Leverage has worked well for DB schemes during a long period of low interest rates. However, last autumn demonstrated that conditions can change quickly. The report recommends:

TPR should require trustees to report certain data on their use of LDI and should develop a strategy for engaging with schemes based on the results more closely.

Governance must improve

The report also recommends that TPR should engage more closely with pension schemes on their use of LDI and require trustees to report in more detail on how they are using the instrument.

The Department for Work and Pensions (DWP) and TPR must work together to improve governance, the report says. In the interim, the DWP should consider whether to restrict LDI, based on a test of trustees’ abilities to understand and manage the risks involved.

The committee was also concerned that investment consultants were giving standardized investment advice, rather than thinking through what was best for individual schemes. The government should bring forward plans for investment consultants to be brought into the FCA’s regulatory perimeter by the end of this Parliament, the report suggests.

Resourcing TPR to supervise LDI was another focus of the report’s recommendations. Among its suggestions was: “DWP should report back to us by the end of January 2024 on how it proposes to take forward the FPC’s recommendation that TPR be given a remit to take account of financial stability considerations and how it plans to ensure that TPR has the capacity and capability to deliver on this.”

The report also recommended that DWP and TPR should halt existing plans for a new funding regime until it has produced a full impact assessment for the proposals, including the impact on financial stability and open DB schemes.

Industry responds

The committee’s recommendations were met with a mixed response from the pensions industry. David Fogarty, a director and professional trustee at Dalriada Trustees Limited, welcomed the report, saying: “Trustee boards need to have sufficient skills and competence to scope what advice is required, to challenge the advice when given, and to ensure the appropriate level of controls are in place to monitor risks.

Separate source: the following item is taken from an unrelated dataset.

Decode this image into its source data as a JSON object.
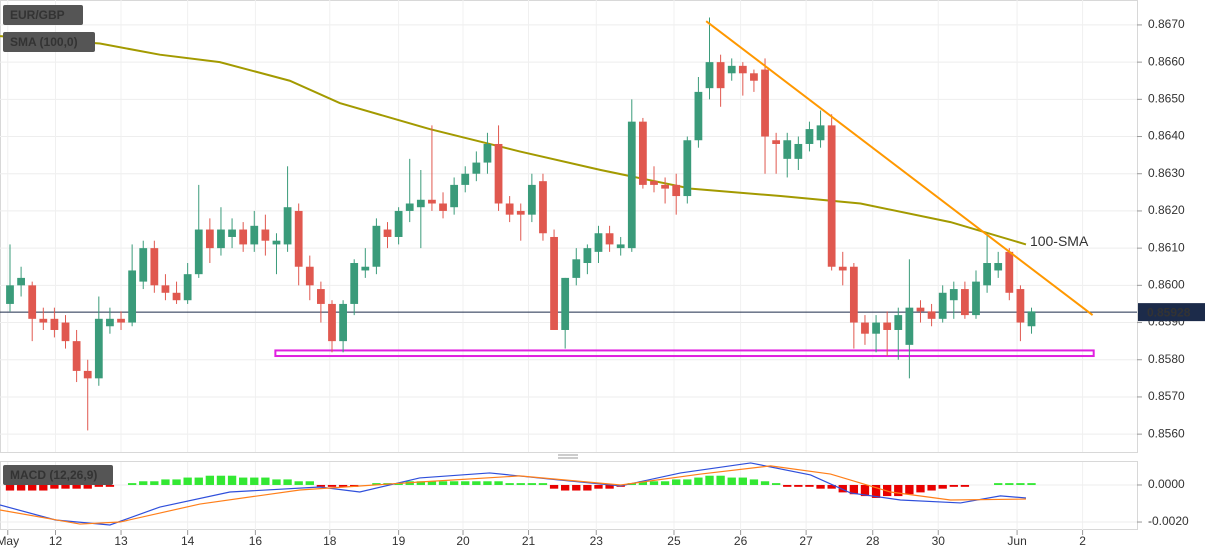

“Complex investments such as LDI cannot be allowed to be nodded through on the back of narrow advice. We look forward to supporting the further development of trusteeship to achieve this elevation across the sector.”

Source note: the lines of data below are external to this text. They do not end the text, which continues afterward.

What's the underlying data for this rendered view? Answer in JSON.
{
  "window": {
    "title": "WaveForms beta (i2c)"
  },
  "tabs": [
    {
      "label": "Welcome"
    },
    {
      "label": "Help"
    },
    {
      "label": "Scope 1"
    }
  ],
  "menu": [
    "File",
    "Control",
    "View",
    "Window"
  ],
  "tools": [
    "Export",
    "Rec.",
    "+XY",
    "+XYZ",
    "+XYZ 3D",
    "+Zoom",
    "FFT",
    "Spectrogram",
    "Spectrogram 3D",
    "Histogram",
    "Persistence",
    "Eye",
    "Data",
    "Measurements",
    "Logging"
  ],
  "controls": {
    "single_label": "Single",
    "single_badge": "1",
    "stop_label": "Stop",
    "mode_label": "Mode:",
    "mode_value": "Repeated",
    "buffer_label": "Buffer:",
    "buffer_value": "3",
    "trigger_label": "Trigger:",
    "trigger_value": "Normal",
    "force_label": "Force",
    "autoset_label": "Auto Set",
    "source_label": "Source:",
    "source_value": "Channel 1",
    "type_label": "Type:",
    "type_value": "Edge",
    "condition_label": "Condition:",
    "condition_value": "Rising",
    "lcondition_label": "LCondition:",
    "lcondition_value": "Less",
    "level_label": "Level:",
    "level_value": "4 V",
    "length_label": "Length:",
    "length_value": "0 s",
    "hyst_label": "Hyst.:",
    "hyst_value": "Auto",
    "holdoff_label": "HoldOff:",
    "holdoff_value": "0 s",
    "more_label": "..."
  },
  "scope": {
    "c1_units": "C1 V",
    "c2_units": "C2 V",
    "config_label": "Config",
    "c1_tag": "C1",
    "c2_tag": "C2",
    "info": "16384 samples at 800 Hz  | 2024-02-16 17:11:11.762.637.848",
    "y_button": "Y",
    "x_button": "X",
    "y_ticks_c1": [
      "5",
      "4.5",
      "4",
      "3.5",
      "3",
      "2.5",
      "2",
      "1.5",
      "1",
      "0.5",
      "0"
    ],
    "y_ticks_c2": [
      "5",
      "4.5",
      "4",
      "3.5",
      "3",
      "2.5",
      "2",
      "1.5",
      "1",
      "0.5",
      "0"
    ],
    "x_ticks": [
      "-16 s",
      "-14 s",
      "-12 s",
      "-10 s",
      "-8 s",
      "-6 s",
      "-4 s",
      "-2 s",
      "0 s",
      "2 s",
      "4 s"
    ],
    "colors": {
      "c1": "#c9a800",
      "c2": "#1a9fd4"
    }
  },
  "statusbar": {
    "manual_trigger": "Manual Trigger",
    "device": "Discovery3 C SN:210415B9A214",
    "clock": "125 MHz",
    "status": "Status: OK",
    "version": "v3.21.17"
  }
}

Joe Dabrowski, the PLSA’s deputy director of policy said: “The PLSA supports the recommendations of the Work and Pensions Select Committee to manage the potential risks arising from pension schemes’ use of liability driven investment strategies, which were exposed by the unprecedented volatility episode that followed the mini-Budget last autumn.

However, the Association of Consulting Actuaries (ACA) says the select committee’s findings of “significant weakness in the ability of pension schemes to manage risk” seems completely at odds with the rude health that most UK private scheme find themselves in – with funding levels at unprecedented highs and more schemes than ever now able to afford to secure their members’ benefits in full with an insurance company.

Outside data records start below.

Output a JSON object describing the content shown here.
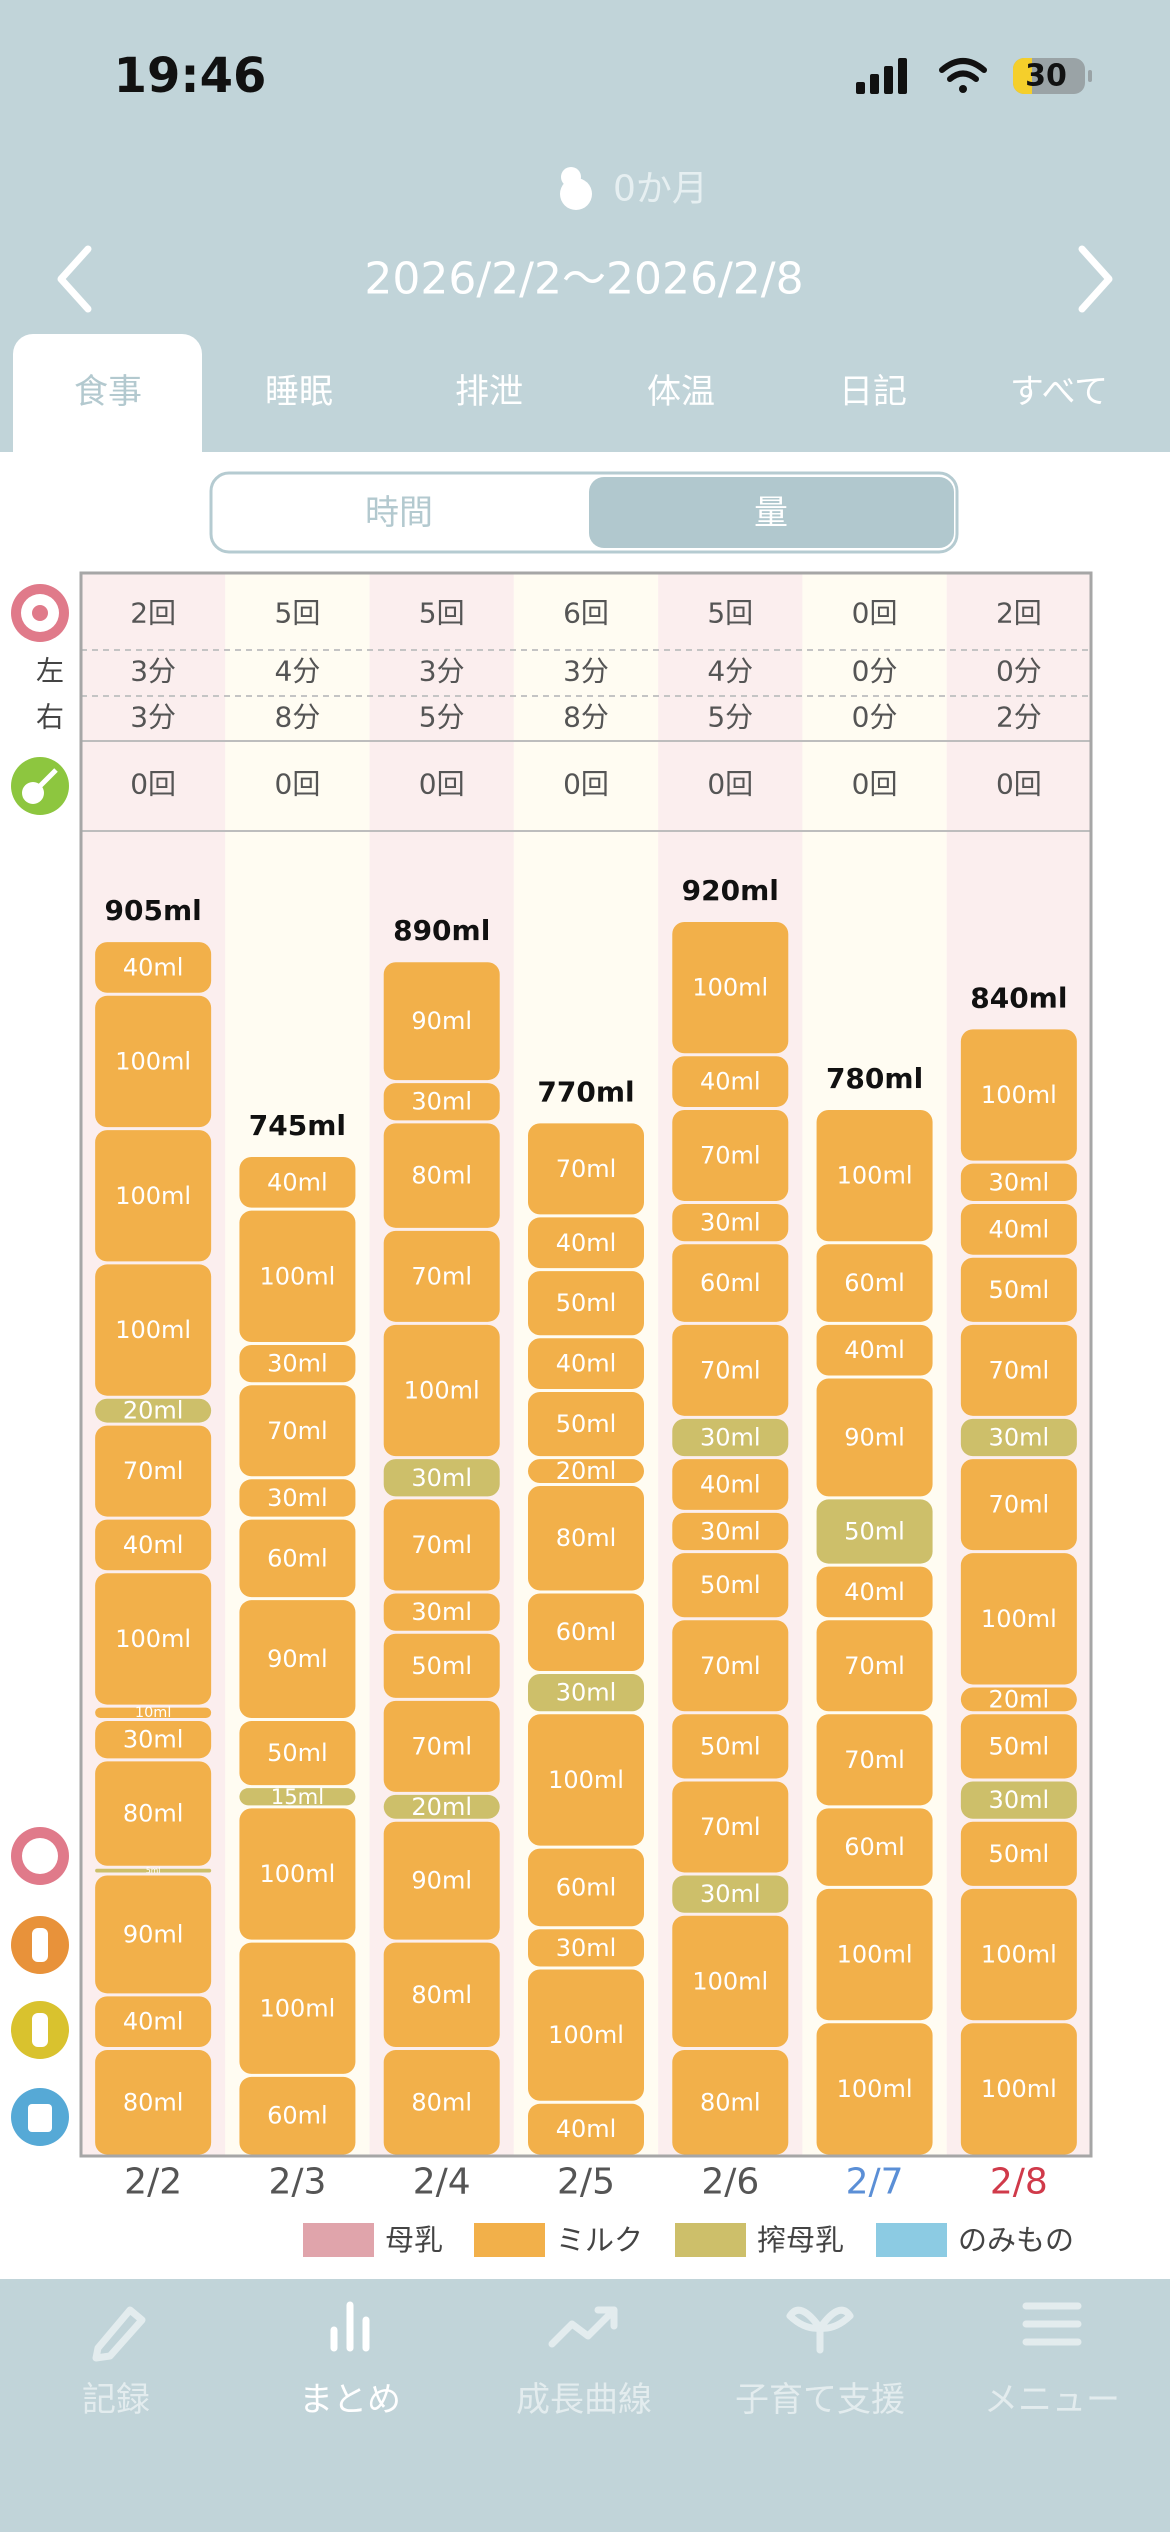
{
  "status_bar": {
    "time": "19:46",
    "battery": "30"
  },
  "header": {
    "age": "0か月",
    "date_range": "2026/2/2〜2026/2/8"
  },
  "tabs": [
    "食事",
    "睡眠",
    "排泄",
    "体温",
    "日記",
    "すべて"
  ],
  "toggle": [
    "時間",
    "量"
  ],
  "table": {
    "side_labels": [
      "左",
      "右"
    ],
    "rows": [
      [
        "2回",
        "5回",
        "5回",
        "6回",
        "5回",
        "0回",
        "2回"
      ],
      [
        "3分",
        "4分",
        "3分",
        "3分",
        "4分",
        "0分",
        "0分"
      ],
      [
        "3分",
        "8分",
        "5分",
        "8分",
        "5分",
        "0分",
        "2分"
      ],
      [
        "0回",
        "0回",
        "0回",
        "0回",
        "0回",
        "0回",
        "0回"
      ]
    ]
  },
  "chart_data": {
    "type": "bar",
    "stacked": true,
    "categories": [
      "2/2",
      "2/3",
      "2/4",
      "2/5",
      "2/6",
      "2/7",
      "2/8"
    ],
    "category_colors": [
      "#555555",
      "#555555",
      "#555555",
      "#555555",
      "#555555",
      "#5b8fd6",
      "#d03a4a"
    ],
    "ylim": [
      0,
      1000
    ],
    "totals": [
      905,
      745,
      890,
      770,
      920,
      780,
      840
    ],
    "total_labels": [
      "905ml",
      "745ml",
      "890ml",
      "770ml",
      "920ml",
      "780ml",
      "840ml"
    ],
    "stacks": [
      [
        {
          "value": 40,
          "label": "40ml",
          "color": "#f2b04a"
        },
        {
          "value": 100,
          "label": "100ml",
          "color": "#f2b04a"
        },
        {
          "value": 100,
          "label": "100ml",
          "color": "#f2b04a"
        },
        {
          "value": 100,
          "label": "100ml",
          "color": "#f2b04a"
        },
        {
          "value": 20,
          "label": "20ml",
          "color": "#cdbf6a"
        },
        {
          "value": 70,
          "label": "70ml",
          "color": "#f2b04a"
        },
        {
          "value": 40,
          "label": "40ml",
          "color": "#f2b04a"
        },
        {
          "value": 100,
          "label": "100ml",
          "color": "#f2b04a"
        },
        {
          "value": 10,
          "label": "10ml",
          "color": "#f2b04a"
        },
        {
          "value": 30,
          "label": "30ml",
          "color": "#f2b04a"
        },
        {
          "value": 80,
          "label": "80ml",
          "color": "#f2b04a"
        },
        {
          "value": 5,
          "label": "5ml",
          "color": "#cdbf6a"
        },
        {
          "value": 90,
          "label": "90ml",
          "color": "#f2b04a"
        },
        {
          "value": 40,
          "label": "40ml",
          "color": "#f2b04a"
        },
        {
          "value": 80,
          "label": "80ml",
          "color": "#f2b04a"
        }
      ],
      [
        {
          "value": 40,
          "label": "40ml",
          "color": "#f2b04a"
        },
        {
          "value": 100,
          "label": "100ml",
          "color": "#f2b04a"
        },
        {
          "value": 30,
          "label": "30ml",
          "color": "#f2b04a"
        },
        {
          "value": 70,
          "label": "70ml",
          "color": "#f2b04a"
        },
        {
          "value": 30,
          "label": "30ml",
          "color": "#f2b04a"
        },
        {
          "value": 60,
          "label": "60ml",
          "color": "#f2b04a"
        },
        {
          "value": 90,
          "label": "90ml",
          "color": "#f2b04a"
        },
        {
          "value": 50,
          "label": "50ml",
          "color": "#f2b04a"
        },
        {
          "value": 15,
          "label": "15ml",
          "color": "#cdbf6a"
        },
        {
          "value": 100,
          "label": "100ml",
          "color": "#f2b04a"
        },
        {
          "value": 100,
          "label": "100ml",
          "color": "#f2b04a"
        },
        {
          "value": 60,
          "label": "60ml",
          "color": "#f2b04a"
        }
      ],
      [
        {
          "value": 90,
          "label": "90ml",
          "color": "#f2b04a"
        },
        {
          "value": 30,
          "label": "30ml",
          "color": "#f2b04a"
        },
        {
          "value": 80,
          "label": "80ml",
          "color": "#f2b04a"
        },
        {
          "value": 70,
          "label": "70ml",
          "color": "#f2b04a"
        },
        {
          "value": 100,
          "label": "100ml",
          "color": "#f2b04a"
        },
        {
          "value": 30,
          "label": "30ml",
          "color": "#cdbf6a"
        },
        {
          "value": 70,
          "label": "70ml",
          "color": "#f2b04a"
        },
        {
          "value": 30,
          "label": "30ml",
          "color": "#f2b04a"
        },
        {
          "value": 50,
          "label": "50ml",
          "color": "#f2b04a"
        },
        {
          "value": 70,
          "label": "70ml",
          "color": "#f2b04a"
        },
        {
          "value": 20,
          "label": "20ml",
          "color": "#cdbf6a"
        },
        {
          "value": 90,
          "label": "90ml",
          "color": "#f2b04a"
        },
        {
          "value": 80,
          "label": "80ml",
          "color": "#f2b04a"
        },
        {
          "value": 80,
          "label": "80ml",
          "color": "#f2b04a"
        }
      ],
      [
        {
          "value": 70,
          "label": "70ml",
          "color": "#f2b04a"
        },
        {
          "value": 40,
          "label": "40ml",
          "color": "#f2b04a"
        },
        {
          "value": 50,
          "label": "50ml",
          "color": "#f2b04a"
        },
        {
          "value": 40,
          "label": "40ml",
          "color": "#f2b04a"
        },
        {
          "value": 50,
          "label": "50ml",
          "color": "#f2b04a"
        },
        {
          "value": 20,
          "label": "20ml",
          "color": "#f2b04a"
        },
        {
          "value": 80,
          "label": "80ml",
          "color": "#f2b04a"
        },
        {
          "value": 60,
          "label": "60ml",
          "color": "#f2b04a"
        },
        {
          "value": 30,
          "label": "30ml",
          "color": "#cdbf6a"
        },
        {
          "value": 100,
          "label": "100ml",
          "color": "#f2b04a"
        },
        {
          "value": 60,
          "label": "60ml",
          "color": "#f2b04a"
        },
        {
          "value": 30,
          "label": "30ml",
          "color": "#f2b04a"
        },
        {
          "value": 100,
          "label": "100ml",
          "color": "#f2b04a"
        },
        {
          "value": 40,
          "label": "40ml",
          "color": "#f2b04a"
        }
      ],
      [
        {
          "value": 100,
          "label": "100ml",
          "color": "#f2b04a"
        },
        {
          "value": 40,
          "label": "40ml",
          "color": "#f2b04a"
        },
        {
          "value": 70,
          "label": "70ml",
          "color": "#f2b04a"
        },
        {
          "value": 30,
          "label": "30ml",
          "color": "#f2b04a"
        },
        {
          "value": 60,
          "label": "60ml",
          "color": "#f2b04a"
        },
        {
          "value": 70,
          "label": "70ml",
          "color": "#f2b04a"
        },
        {
          "value": 30,
          "label": "30ml",
          "color": "#cdbf6a"
        },
        {
          "value": 40,
          "label": "40ml",
          "color": "#f2b04a"
        },
        {
          "value": 30,
          "label": "30ml",
          "color": "#f2b04a"
        },
        {
          "value": 50,
          "label": "50ml",
          "color": "#f2b04a"
        },
        {
          "value": 70,
          "label": "70ml",
          "color": "#f2b04a"
        },
        {
          "value": 50,
          "label": "50ml",
          "color": "#f2b04a"
        },
        {
          "value": 70,
          "label": "70ml",
          "color": "#f2b04a"
        },
        {
          "value": 30,
          "label": "30ml",
          "color": "#cdbf6a"
        },
        {
          "value": 100,
          "label": "100ml",
          "color": "#f2b04a"
        },
        {
          "value": 80,
          "label": "80ml",
          "color": "#f2b04a"
        }
      ],
      [
        {
          "value": 100,
          "label": "100ml",
          "color": "#f2b04a"
        },
        {
          "value": 60,
          "label": "60ml",
          "color": "#f2b04a"
        },
        {
          "value": 40,
          "label": "40ml",
          "color": "#f2b04a"
        },
        {
          "value": 90,
          "label": "90ml",
          "color": "#f2b04a"
        },
        {
          "value": 50,
          "label": "50ml",
          "color": "#cdbf6a"
        },
        {
          "value": 40,
          "label": "40ml",
          "color": "#f2b04a"
        },
        {
          "value": 70,
          "label": "70ml",
          "color": "#f2b04a"
        },
        {
          "value": 70,
          "label": "70ml",
          "color": "#f2b04a"
        },
        {
          "value": 60,
          "label": "60ml",
          "color": "#f2b04a"
        },
        {
          "value": 100,
          "label": "100ml",
          "color": "#f2b04a"
        },
        {
          "value": 100,
          "label": "100ml",
          "color": "#f2b04a"
        }
      ],
      [
        {
          "value": 100,
          "label": "100ml",
          "color": "#f2b04a"
        },
        {
          "value": 30,
          "label": "30ml",
          "color": "#f2b04a"
        },
        {
          "value": 40,
          "label": "40ml",
          "color": "#f2b04a"
        },
        {
          "value": 50,
          "label": "50ml",
          "color": "#f2b04a"
        },
        {
          "value": 70,
          "label": "70ml",
          "color": "#f2b04a"
        },
        {
          "value": 30,
          "label": "30ml",
          "color": "#cdbf6a"
        },
        {
          "value": 70,
          "label": "70ml",
          "color": "#f2b04a"
        },
        {
          "value": 100,
          "label": "100ml",
          "color": "#f2b04a"
        },
        {
          "value": 20,
          "label": "20ml",
          "color": "#f2b04a"
        },
        {
          "value": 50,
          "label": "50ml",
          "color": "#f2b04a"
        },
        {
          "value": 30,
          "label": "30ml",
          "color": "#cdbf6a"
        },
        {
          "value": 50,
          "label": "50ml",
          "color": "#f2b04a"
        },
        {
          "value": 100,
          "label": "100ml",
          "color": "#f2b04a"
        },
        {
          "value": 100,
          "label": "100ml",
          "color": "#f2b04a"
        }
      ]
    ],
    "legend": [
      {
        "name": "母乳",
        "color": "#e0a4ab"
      },
      {
        "name": "ミルク",
        "color": "#f2b04a"
      },
      {
        "name": "搾母乳",
        "color": "#cdbf6a"
      },
      {
        "name": "のみもの",
        "color": "#8ccbe3"
      }
    ]
  },
  "nav": [
    "記録",
    "まとめ",
    "成長曲線",
    "子育て支援",
    "メニュー"
  ]
}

ACA spokesman and Treasurer, Stewart Hastie added, “LDI with appropriate levels of leverage has been, and continues to be, an important and successful risk management tool for UK pensions.  In line with their fiduciary duties, LDI helped trustees and their advisers to improve funding levels and member benefit security in the face of decades of low gilt yields and the Bank’s 12-year QE programme.

“There were a small minority of schemes that didn’t fare so well last autumn although many will have started from a better position because of the use of LDI in the years before this.  Nevertheless, lessons around managing liquidity risk have and will continue to be learned with the industry moving quickly to adopt higher liquidity buffers and improve governance processes.”

Harus Rai, chair of the Association of Professional Pensions Trustees, cautioned: “The APPT supports the idea of formally increasing the standards of trusteeship for DB pension schemes, but we have to stress that what may appear to be simple steps, like ‘more consolidation’ require very careful thought and policy actions to accommodate the diverse range of UK schemes.  A rushed response to this and other areas of the report could easily create new but different financial risks to members’ benefits.”